Brüssel. Aus der Perspektive der EU-Kommission handelt es sich bei den Verhandlungen über das transatlantische Freihandelsabkommen TTIP in erster Linie um ein technisches Unterfangen, an dessen Ende Zuwächse beim ökonomischen Output Europas stehen sollen. Gegner des Pakts zwischen der EU und den USA sehen darin ein trojanisches Pferd, dessen Zweck die Aushöhlung und Abschaffung der (vermeintlich höheren) europäischen sozialen und sanitären Standards ist. Alexa Wesner, Botschafterin der Vereinigten Staaten in Österreich, erweitert die Debatte um TTIP um eine geopolitische Dimension: „Unsere gemeinsame Sicherheit beruht auf Freihandel“, sagte die Diplomatin am gestrigen Mittwoch anlässlich eines Arbeitsbesuchs in Brüssel im Gespräch mit der „Presse“. Das Abkommen sei somit auch ein unmissverständliches Signal an alle Drittstaaten, dass Europa und die USA auch in Zukunft „globale Standards setzen werden und sich keine Standards vorschreiben lassen“. Angesichts der aktuellen Bedrohungslage – Stichwort Ukraine und Nahost – müsse gewährleistet werden, dass punkto Wirtschaft und Sicherheit auf beiden Seiten des Atlantiks das Verbindende vor dem Trennenden stehe – „und TTIP dient genau diesem Zweck“.

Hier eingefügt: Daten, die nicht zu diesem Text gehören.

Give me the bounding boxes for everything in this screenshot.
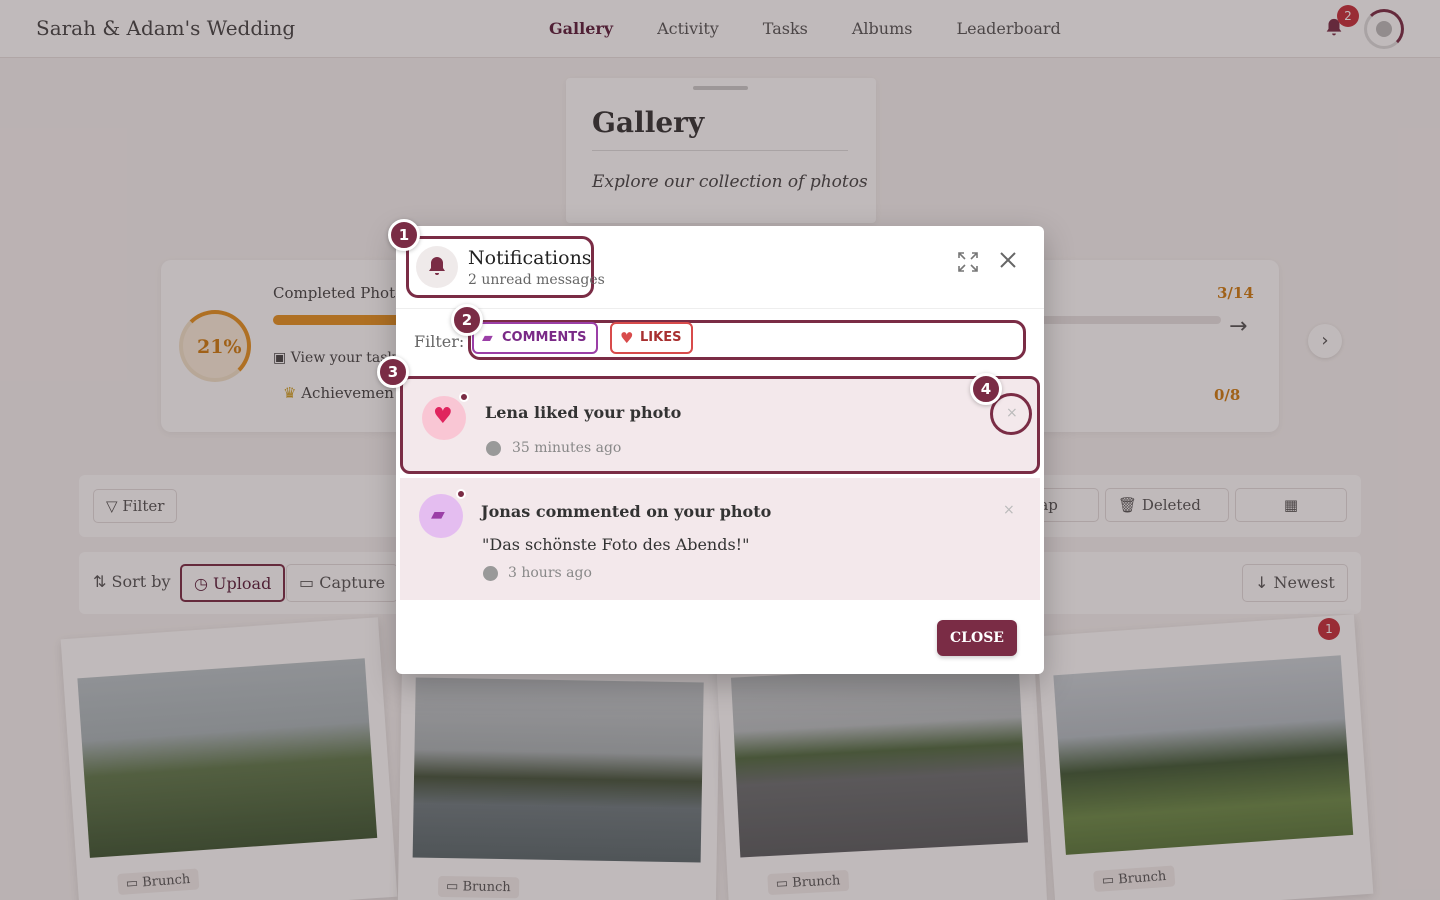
notification-title: Lena liked your photo	[485, 403, 682, 422]
annotation-marker: 2	[451, 304, 483, 336]
filter-likes-chip[interactable]: ♥ LIKES	[610, 322, 694, 354]
heart-icon: ♥	[422, 396, 466, 440]
clock-icon	[486, 441, 501, 456]
notification-time: 35 minutes ago	[512, 440, 622, 456]
notification-time: 3 hours ago	[508, 565, 592, 581]
dismiss-icon[interactable]: ×	[1003, 502, 1015, 518]
divider	[396, 308, 1044, 309]
comment-icon: ▰	[419, 494, 463, 538]
annotation-marker: 4	[970, 373, 1002, 405]
unread-dot	[456, 489, 466, 499]
filter-label: Filter:	[414, 332, 465, 351]
expand-icon[interactable]	[956, 250, 980, 274]
filter-comments-chip[interactable]: ▰ COMMENTS	[472, 322, 599, 354]
notifications-dialog: Notifications 2 unread messages Filter: …	[396, 226, 1044, 674]
notification-title: Jonas commented on your photo	[481, 502, 772, 521]
clock-icon	[483, 566, 498, 581]
comments-chip-label: COMMENTS	[502, 330, 587, 345]
bell-icon	[416, 246, 458, 288]
likes-chip-label: LIKES	[640, 330, 682, 345]
unread-dot	[459, 392, 469, 402]
notification-item[interactable]: ▰ Jonas commented on your photo "Das sch…	[400, 478, 1040, 600]
annotation-marker: 3	[377, 356, 409, 388]
heart-icon: ♥	[620, 329, 634, 347]
close-button[interactable]: CLOSE	[937, 620, 1017, 656]
comment-icon: ▰	[482, 330, 493, 346]
comment-quote: "Das schönste Foto des Abends!"	[482, 535, 750, 554]
dialog-subtitle: 2 unread messages	[468, 272, 605, 288]
dismiss-icon[interactable]: ×	[1006, 405, 1018, 421]
dialog-title: Notifications	[468, 247, 592, 269]
annotation-marker: 1	[388, 219, 420, 251]
notification-item[interactable]: ♥ Lena liked your photo 35 minutes ago ×	[400, 376, 1040, 474]
close-icon[interactable]	[996, 248, 1020, 272]
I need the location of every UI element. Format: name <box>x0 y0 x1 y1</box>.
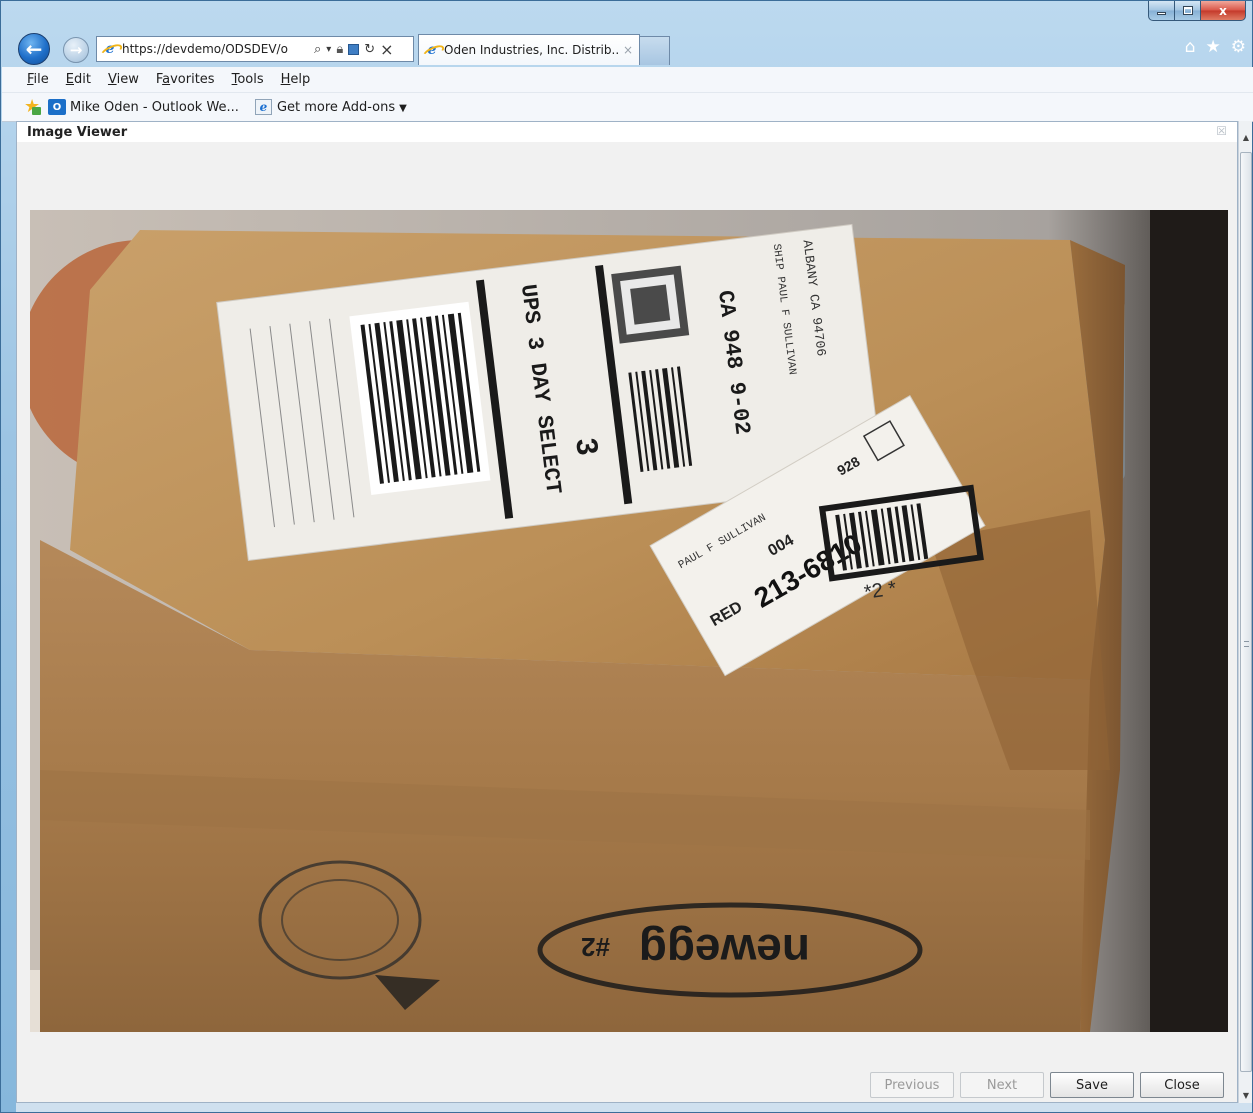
menu-view[interactable]: View <box>108 72 139 87</box>
address-bar-icons: ⌕ ▾ 🔒︎ ↻ × <box>314 40 394 59</box>
package-photo: UPS 3 DAY SELECT 3 CA 948 9-02 SHIP PAUL… <box>30 210 1228 1032</box>
save-button[interactable]: Save <box>1050 1072 1134 1098</box>
close-icon: x <box>1219 3 1227 18</box>
add-favorites-icon[interactable]: ★ <box>24 98 42 116</box>
tab-close-icon[interactable]: × <box>623 43 633 57</box>
menu-help[interactable]: Help <box>281 72 311 87</box>
close-window-button[interactable]: x <box>1201 1 1246 21</box>
scroll-up-icon[interactable]: ▲ <box>1239 129 1253 145</box>
menu-file[interactable]: File <box>27 72 49 87</box>
next-button[interactable]: Next <box>960 1072 1044 1098</box>
menu-edit[interactable]: Edit <box>66 72 91 87</box>
vertical-scrollbar[interactable]: ▲ ▼ <box>1238 121 1252 1103</box>
outlook-icon: O <box>48 99 66 115</box>
close-button[interactable]: Close <box>1140 1072 1224 1098</box>
viewer-buttons: Previous Next Save Close <box>870 1072 1224 1098</box>
address-bar[interactable]: e https://devdemo/ODSDEV/o ⌕ ▾ 🔒︎ ↻ × <box>96 36 414 62</box>
lock-icon[interactable]: 🔒︎ <box>336 42 343 57</box>
ie-tab-icon: e <box>424 42 440 58</box>
toolbar-right-icons: ⌂ ★ ⚙ <box>1185 37 1246 57</box>
url-text[interactable]: https://devdemo/ODSDEV/o <box>122 42 312 56</box>
image-viewer-body: UPS 3 DAY SELECT 3 CA 948 9-02 SHIP PAUL… <box>17 142 1237 1102</box>
arrow-right-icon: → <box>69 40 83 59</box>
favorites-bar: ★ O Mike Oden - Outlook We... e Get more… <box>2 93 1253 122</box>
panel-title: Image Viewer <box>27 124 128 140</box>
favorite-addons-link[interactable]: Get more Add-ons ▼ <box>277 100 407 115</box>
favorite-outlook-link[interactable]: Mike Oden - Outlook We... <box>70 100 239 115</box>
search-icon[interactable]: ⌕ <box>314 42 321 57</box>
new-tab-button[interactable] <box>640 36 670 65</box>
arrow-left-icon: ← <box>25 37 43 61</box>
maximize-icon <box>1182 6 1193 15</box>
maximize-button[interactable] <box>1175 1 1201 21</box>
package-photo-svg: UPS 3 DAY SELECT 3 CA 948 9-02 SHIP PAUL… <box>30 210 1228 1032</box>
home-icon[interactable]: ⌂ <box>1185 37 1196 57</box>
compatibility-view-icon[interactable] <box>348 43 360 55</box>
menu-tools[interactable]: Tools <box>232 72 264 87</box>
ie-page-icon: e <box>102 41 118 57</box>
chevron-down-icon: ▼ <box>399 102 407 114</box>
panel-close-icon[interactable]: ☒ <box>1216 124 1227 138</box>
minimize-icon <box>1157 12 1166 15</box>
menu-favorites[interactable]: Favorites <box>156 72 215 87</box>
page-content: Image Viewer ☒ UPS 3 DAY SELECT 3 CA 948… <box>16 121 1238 1103</box>
minimize-button[interactable] <box>1148 1 1175 21</box>
forward-button[interactable]: → <box>63 37 89 63</box>
previous-button[interactable]: Previous <box>870 1072 954 1098</box>
tab-oden-industries[interactable]: e Oden Industries, Inc. Distrib... × <box>418 34 640 65</box>
refresh-icon[interactable]: ↻ <box>364 42 375 57</box>
favorites-star-icon[interactable]: ★ <box>1206 37 1221 57</box>
newegg-suffix-text: #2 <box>581 932 610 962</box>
navigation-row: ← → e https://devdemo/ODSDEV/o ⌕ ▾ 🔒︎ ↻ … <box>1 31 1253 65</box>
scroll-grip <box>1244 641 1249 647</box>
scroll-down-icon[interactable]: ▼ <box>1239 1087 1253 1103</box>
dropdown-icon[interactable]: ▾ <box>326 44 331 55</box>
newegg-text: newegg <box>639 925 810 977</box>
status-strip <box>16 1103 1252 1112</box>
stop-icon[interactable]: × <box>380 40 393 59</box>
label-barcode <box>349 301 491 495</box>
back-button[interactable]: ← <box>18 33 50 65</box>
background-dark <box>1150 210 1228 1032</box>
box-mark-text: *2 * <box>863 577 898 603</box>
menu-bar: File Edit View Favorites Tools Help <box>2 67 1253 93</box>
gear-icon[interactable]: ⚙ <box>1231 37 1246 57</box>
tab-title: Oden Industries, Inc. Distrib... <box>444 43 619 57</box>
image-viewer-header: Image Viewer ☒ <box>17 122 1237 142</box>
scroll-thumb[interactable] <box>1240 152 1252 1072</box>
ie-addons-icon: e <box>254 99 272 115</box>
window-controls: x <box>1148 1 1246 23</box>
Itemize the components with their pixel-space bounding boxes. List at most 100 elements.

Die ehemalige Triathletin aus der US-Hauptstadt Washington, die seit Herbst 2013 die diplomatische Vertretung der USA in Wien leitet, hat diesbezüglich keinen leichten Stand, denn neben Deutschland und Luxemburg zählt Österreich zu den EU-Mitgliedern mit dem höchsten Anteil der Freihandelsgegner an der Gesamtbevölkerung – ein Umstand, zu dem neben Aktivitäten der Nichtregierungsorganisationen auch die Anti-TTIP-Kampagne der „Kronen Zeitung“ einen Beitrag geleistet haben dürfte. Wesner, die der Angelegenheit einen positiven Spin zu verpassen versucht, führt die österreichische Ablehnung auf Ängste zurück – „und diese Ängste werden durch Nichtwissen verursacht“. Folglich müssten Bundesregierung und EU-Kommission mehr dafür tun, um die Skeptiker davon zu überzeugen, dass von TTIP keine Bedrohung ausgehe. Sie selbst sei „von Graz bis Zell am See“ unterwegs, um für das Abkommen die Werbetrommel zu rühren.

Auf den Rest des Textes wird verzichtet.